Abstract One of the primary energy sources, natural gas is widely used for power generation, industrial production, transportation, commercial buildings, and households. The industry is a capital intensive one for all stages from exploration to delivery. Two types of supplies: pipeline and Liquefied Natural Gas (LNG), recently have faced a direct intra-industrial competition. Physical nature of methane and associated transportation costs lead to domination of so-called "natural monopolies" or "national champions" and strict government regulation, which postponed the development of free trade and competition. After decades of technical innovations and cost curve improvement in LNG sector, increasing global energy consumption, shale boom in the USA, and demand for supply diversification reformulated the role of gas in the global energy balance. While the pipeline sector remains to be in the hands of large corporations and a subject of strategic interstate and international agreements, LNG provides more diversity and flexibility of trade. However, even after a long history of LNG shipment since the late 1950s, this market is still regional with high spreads between countries and terms of delivery. The paper presents the evolution of business models in the natural gas industry, focusing on the primary drivers as government regulation, technologies, and regional markets trends on the way to liberalization and cointegration.
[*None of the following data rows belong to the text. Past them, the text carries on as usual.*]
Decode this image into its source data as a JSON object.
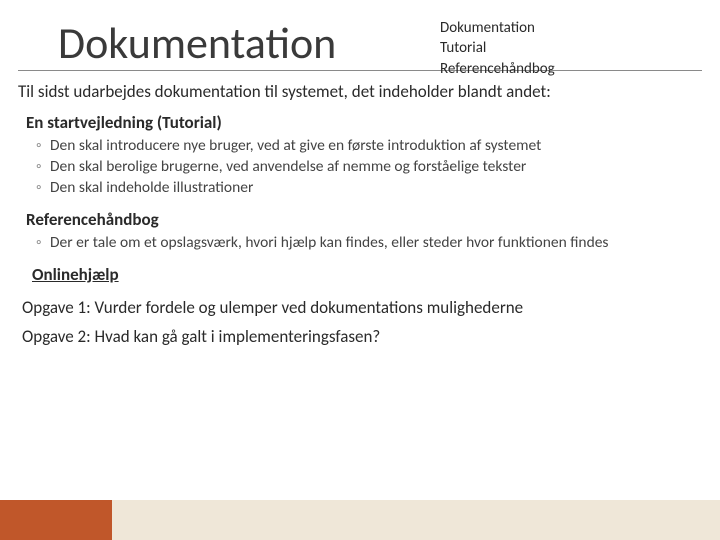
{
  "colors": {
    "accent_orange": "#c0572a",
    "accent_sand": "#efe7d8"
  },
  "header": {
    "title": "Dokumentation",
    "top_right": {
      "line1": "Dokumentation",
      "line2": "Tutorial",
      "line3": "Referencehåndbog"
    }
  },
  "intro": "Til sidst udarbejdes dokumentation til systemet, det indeholder blandt andet:",
  "section1": {
    "heading": "En startvejledning (Tutorial)",
    "bullets": [
      "Den skal introducere nye bruger, ved at give en første introduktion af systemet",
      "Den skal berolige brugerne, ved anvendelse af nemme og forståelige tekster",
      "Den skal indeholde illustrationer"
    ]
  },
  "section2": {
    "heading": "Referencehåndbog",
    "bullets": [
      "Der er tale om et opslagsværk, hvori hjælp kan findes, eller steder hvor funktionen findes"
    ]
  },
  "online": "Onlinehjælp",
  "task1": "Opgave 1: Vurder fordele og ulemper ved dokumentations mulighederne",
  "task2": "Opgave 2: Hvad kan gå galt i implementeringsfasen?"
}
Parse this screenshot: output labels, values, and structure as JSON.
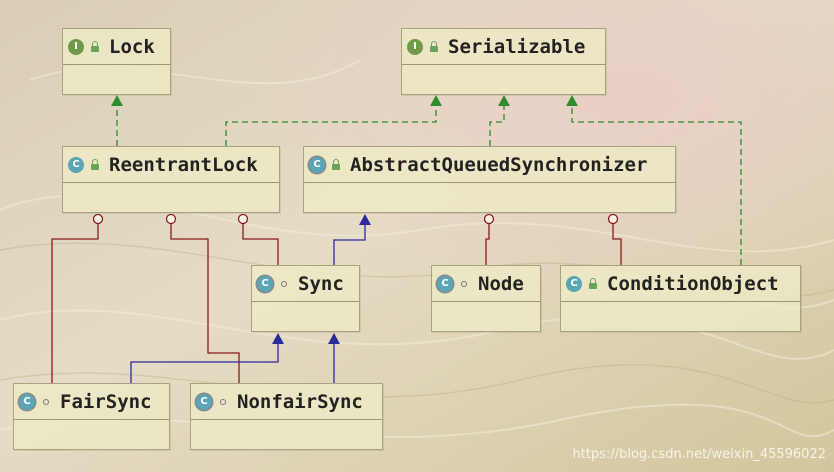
{
  "diagram": {
    "nodes": {
      "lock": {
        "name": "Lock",
        "kind": "interface",
        "badge": "I"
      },
      "serializable": {
        "name": "Serializable",
        "kind": "interface",
        "badge": "I"
      },
      "reentrant_lock": {
        "name": "ReentrantLock",
        "kind": "class",
        "badge": "C"
      },
      "aqs": {
        "name": "AbstractQueuedSynchronizer",
        "kind": "abstract-class",
        "badge": "C"
      },
      "sync": {
        "name": "Sync",
        "kind": "abstract-class",
        "badge": "C"
      },
      "node": {
        "name": "Node",
        "kind": "abstract-class",
        "badge": "C"
      },
      "condition_object": {
        "name": "ConditionObject",
        "kind": "class",
        "badge": "C"
      },
      "fair_sync": {
        "name": "FairSync",
        "kind": "abstract-class",
        "badge": "C"
      },
      "nonfair_sync": {
        "name": "NonfairSync",
        "kind": "abstract-class",
        "badge": "C"
      }
    },
    "relations": [
      {
        "from": "reentrant_lock",
        "to": "lock",
        "type": "implements"
      },
      {
        "from": "reentrant_lock",
        "to": "serializable",
        "type": "implements"
      },
      {
        "from": "aqs",
        "to": "serializable",
        "type": "implements"
      },
      {
        "from": "condition_object",
        "to": "serializable",
        "type": "implements"
      },
      {
        "from": "sync",
        "to": "aqs",
        "type": "extends"
      },
      {
        "from": "fair_sync",
        "to": "sync",
        "type": "extends"
      },
      {
        "from": "nonfair_sync",
        "to": "sync",
        "type": "extends"
      },
      {
        "from": "reentrant_lock",
        "to": "sync",
        "type": "inner-class"
      },
      {
        "from": "reentrant_lock",
        "to": "fair_sync",
        "type": "inner-class"
      },
      {
        "from": "reentrant_lock",
        "to": "nonfair_sync",
        "type": "inner-class"
      },
      {
        "from": "aqs",
        "to": "node",
        "type": "inner-class"
      },
      {
        "from": "aqs",
        "to": "condition_object",
        "type": "inner-class"
      }
    ],
    "colors": {
      "implements": "#2e8b2e",
      "extends": "#2a2a9a",
      "inner_class": "#8b1a1a"
    }
  },
  "watermark": "https://blog.csdn.net/weixin_45596022"
}
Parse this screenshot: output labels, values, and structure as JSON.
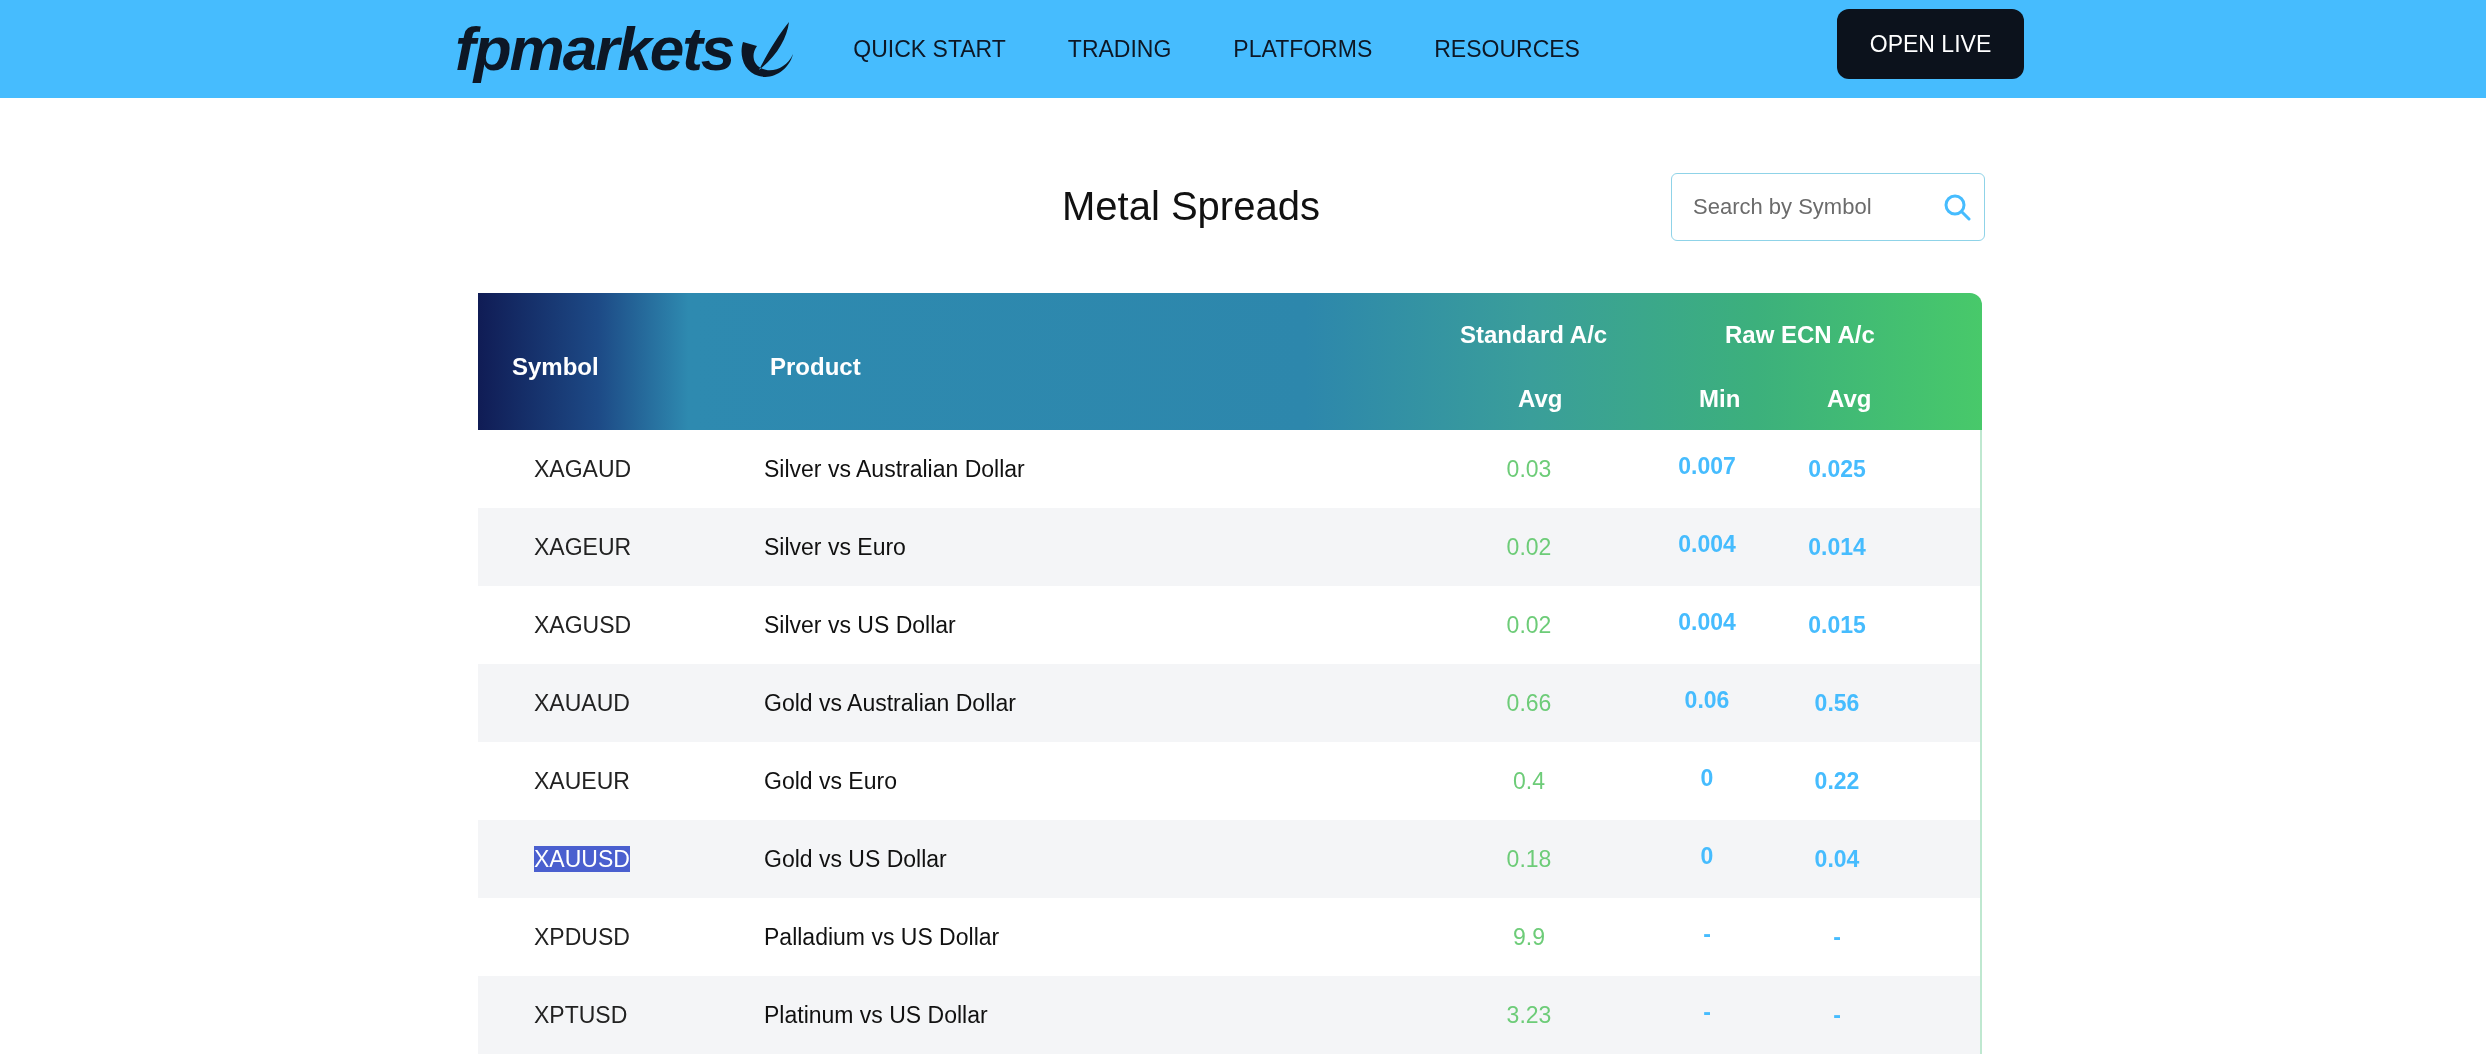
{
  "header": {
    "logo": "fpmarkets",
    "nav": [
      "QUICK START",
      "TRADING",
      "PLATFORMS",
      "RESOURCES"
    ],
    "cta": "OPEN LIVE"
  },
  "title": "Metal Spreads",
  "search": {
    "placeholder": "Search by Symbol"
  },
  "table": {
    "columns": {
      "symbol": "Symbol",
      "product": "Product",
      "standard_group": "Standard A/c",
      "raw_group": "Raw ECN A/c",
      "standard_avg": "Avg",
      "raw_min": "Min",
      "raw_avg": "Avg"
    },
    "rows": [
      {
        "symbol": "XAGAUD",
        "product": "Silver vs Australian Dollar",
        "standard_avg": "0.03",
        "raw_min": "0.007",
        "raw_avg": "0.025",
        "selected": false
      },
      {
        "symbol": "XAGEUR",
        "product": "Silver vs Euro",
        "standard_avg": "0.02",
        "raw_min": "0.004",
        "raw_avg": "0.014",
        "selected": false
      },
      {
        "symbol": "XAGUSD",
        "product": "Silver vs US Dollar",
        "standard_avg": "0.02",
        "raw_min": "0.004",
        "raw_avg": "0.015",
        "selected": false
      },
      {
        "symbol": "XAUAUD",
        "product": "Gold vs Australian Dollar",
        "standard_avg": "0.66",
        "raw_min": "0.06",
        "raw_avg": "0.56",
        "selected": false
      },
      {
        "symbol": "XAUEUR",
        "product": "Gold vs Euro",
        "standard_avg": "0.4",
        "raw_min": "0",
        "raw_avg": "0.22",
        "selected": false
      },
      {
        "symbol": "XAUUSD",
        "product": "Gold vs US Dollar",
        "standard_avg": "0.18",
        "raw_min": "0",
        "raw_avg": "0.04",
        "selected": true
      },
      {
        "symbol": "XPDUSD",
        "product": "Palladium vs US Dollar",
        "standard_avg": "9.9",
        "raw_min": "-",
        "raw_avg": "-",
        "selected": false
      },
      {
        "symbol": "XPTUSD",
        "product": "Platinum vs US Dollar",
        "standard_avg": "3.23",
        "raw_min": "-",
        "raw_avg": "-",
        "selected": false
      }
    ]
  }
}
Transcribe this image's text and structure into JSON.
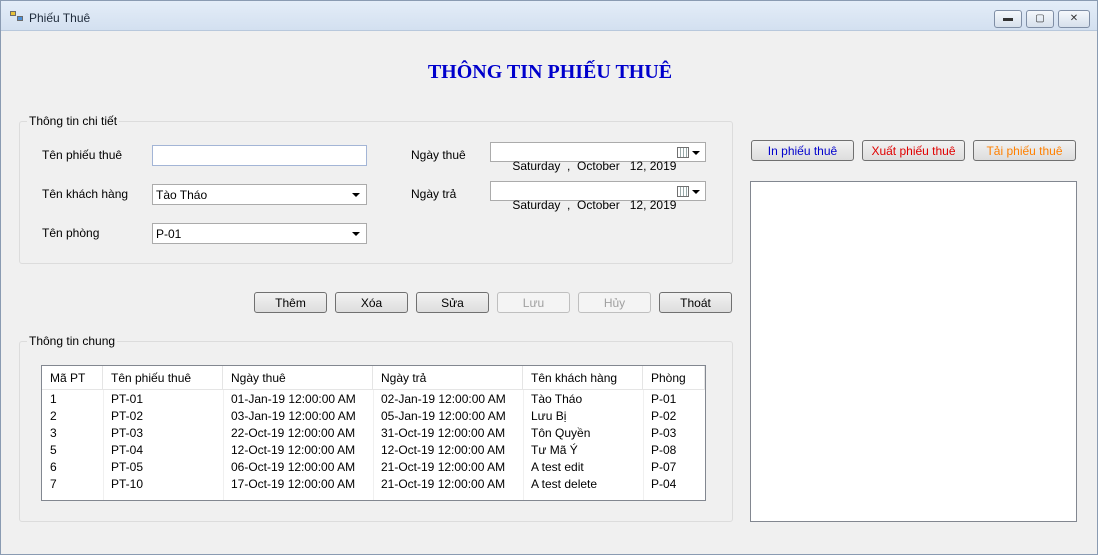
{
  "window": {
    "title": "Phiếu Thuê"
  },
  "header": {
    "title": "THÔNG TIN PHIẾU THUÊ"
  },
  "details": {
    "group_label": "Thông tin chi tiết",
    "ten_phieu_label": "Tên phiếu thuê",
    "ten_phieu_value": "",
    "khach_hang_label": "Tên khách hàng",
    "khach_hang_value": "Tào Tháo",
    "phong_label": "Tên phòng",
    "phong_value": "P-01",
    "ngay_thue_label": "Ngày thuê",
    "ngay_thue_value": "Saturday  ,  October   12, 2019",
    "ngay_tra_label": "Ngày trả",
    "ngay_tra_value": "Saturday  ,  October   12, 2019"
  },
  "actions": {
    "them": "Thêm",
    "xoa": "Xóa",
    "sua": "Sửa",
    "luu": "Lưu",
    "huy": "Hủy",
    "thoat": "Thoát"
  },
  "print_actions": {
    "in": "In phiếu thuê",
    "xuat": "Xuất phiếu thuê",
    "tai": "Tải phiếu thuê"
  },
  "colors": {
    "title": "#0000cc",
    "in_button": "#0000cc",
    "xuat_button": "#e00000",
    "tai_button": "#ff8000"
  },
  "general": {
    "group_label": "Thông tin chung",
    "columns": [
      "Mã PT",
      "Tên phiếu thuê",
      "Ngày thuê",
      "Ngày trả",
      "Tên khách hàng",
      "Phòng"
    ],
    "rows": [
      [
        "1",
        "PT-01",
        "01-Jan-19 12:00:00 AM",
        "02-Jan-19 12:00:00 AM",
        "Tào Tháo",
        "P-01"
      ],
      [
        "2",
        "PT-02",
        "03-Jan-19 12:00:00 AM",
        "05-Jan-19 12:00:00 AM",
        "Lưu Bị",
        "P-02"
      ],
      [
        "3",
        "PT-03",
        "22-Oct-19 12:00:00 AM",
        "31-Oct-19 12:00:00 AM",
        "Tôn Quyền",
        "P-03"
      ],
      [
        "5",
        "PT-04",
        "12-Oct-19 12:00:00 AM",
        "12-Oct-19 12:00:00 AM",
        "Tư Mã Ý",
        "P-08"
      ],
      [
        "6",
        "PT-05",
        "06-Oct-19 12:00:00 AM",
        "21-Oct-19 12:00:00 AM",
        "A test edit",
        "P-07"
      ],
      [
        "7",
        "PT-10",
        "17-Oct-19 12:00:00 AM",
        "21-Oct-19 12:00:00 AM",
        "A test delete",
        "P-04"
      ]
    ]
  }
}
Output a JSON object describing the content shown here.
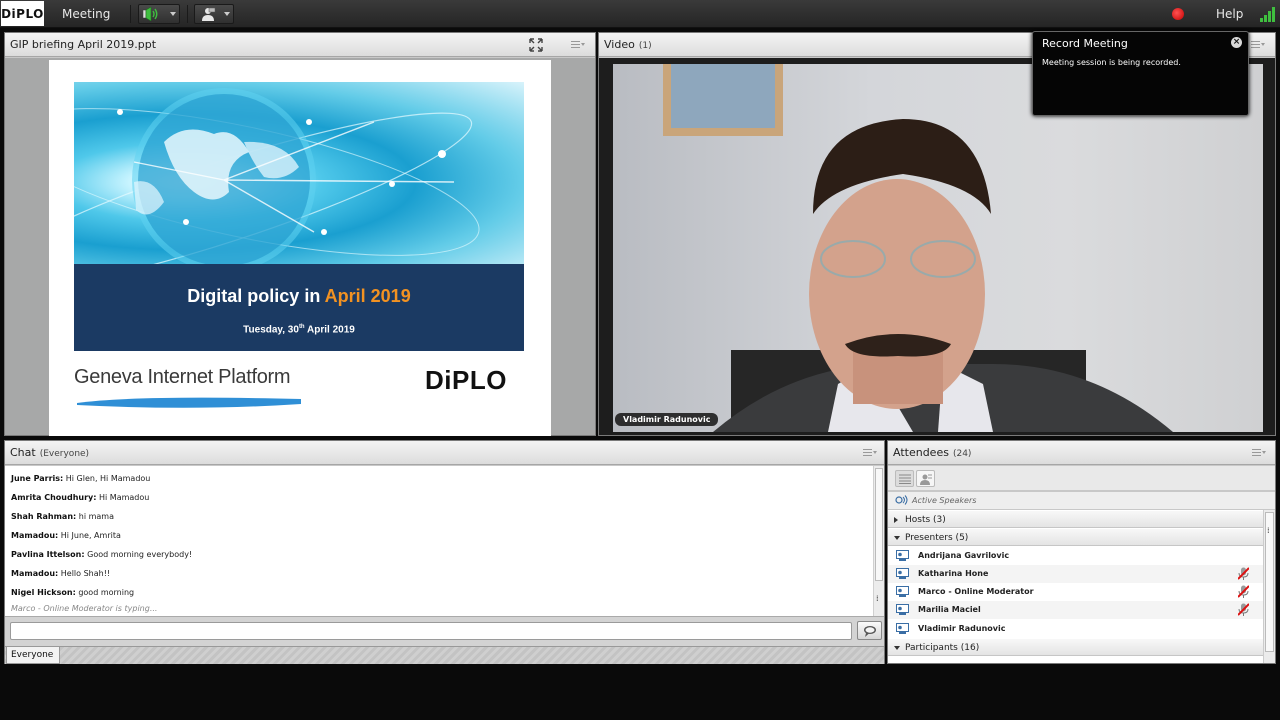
{
  "topbar": {
    "logo_text": "DiPLO",
    "menu_meeting": "Meeting",
    "menu_help": "Help",
    "record_color": "#d40000",
    "speaker_icon": "speaker-on-icon",
    "camera_icon": "webcam-person-icon",
    "signal_icon": "connection-signal-icon"
  },
  "share_pod": {
    "title": "GIP briefing April 2019.ppt",
    "fullscreen_icon": "fullscreen-icon",
    "slide": {
      "title_main": "Digital policy in ",
      "title_highlight": "April 2019",
      "date_prefix": "Tuesday, 30",
      "date_sup": "th",
      "date_suffix": " April 2019",
      "left_logo_text": "Geneva Internet Platform",
      "right_logo_text": "DiPLO",
      "band_color": "#1b3a63",
      "highlight_color": "#f29222"
    }
  },
  "video_pod": {
    "title": "Video",
    "count": "(1)",
    "speaker_label": "Vladimir Radunovic"
  },
  "record_popup": {
    "title": "Record Meeting",
    "message": "Meeting session is being recorded."
  },
  "chat_pod": {
    "title": "Chat",
    "scope": "(Everyone)",
    "messages": [
      {
        "sender": "June Parris:",
        "text": " Hi Glen, Hi Mamadou"
      },
      {
        "sender": "Amrita Choudhury:",
        "text": " Hi Mamadou"
      },
      {
        "sender": "Shah Rahman:",
        "text": " hi mama"
      },
      {
        "sender": "Mamadou:",
        "text": " Hi June, Amrita"
      },
      {
        "sender": "Pavlina Ittelson:",
        "text": " Good morning everybody!"
      },
      {
        "sender": "Mamadou:",
        "text": " Hello Shah!!"
      },
      {
        "sender": "Nigel Hickson:",
        "text": " good morning"
      }
    ],
    "typing": "Marco - Online Moderator is typing...",
    "input_value": "",
    "tab_label": "Everyone"
  },
  "attendees_pod": {
    "title": "Attendees",
    "count": "(24)",
    "active_speakers_label": "Active Speakers",
    "groups": {
      "hosts": "Hosts (3)",
      "presenters": "Presenters (5)",
      "participants": "Participants (16)"
    },
    "presenters": [
      {
        "name": "Andrijana Gavrilovic",
        "mic": false
      },
      {
        "name": "Katharina Hone",
        "mic": true
      },
      {
        "name": "Marco - Online Moderator",
        "mic": true
      },
      {
        "name": "Marilia Maciel",
        "mic": true
      },
      {
        "name": "Vladimir Radunovic",
        "mic": false
      }
    ]
  }
}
Thus, our primary objective is to show relative influence power of these drivers. This analysis also defines the competitiveness of corporate business model under conditions of asymmetric information in regional gas markets, deregulation trends, fast-growing production technologies and downstream infrastructure (specifically in the LNG sector). We also enclose the analysis of the most globally competitive gas projects. We analyze changes in value chain change and trading contracts. Our methodological approach poses model-based principles, including option and contract models, jointly with game theory elements.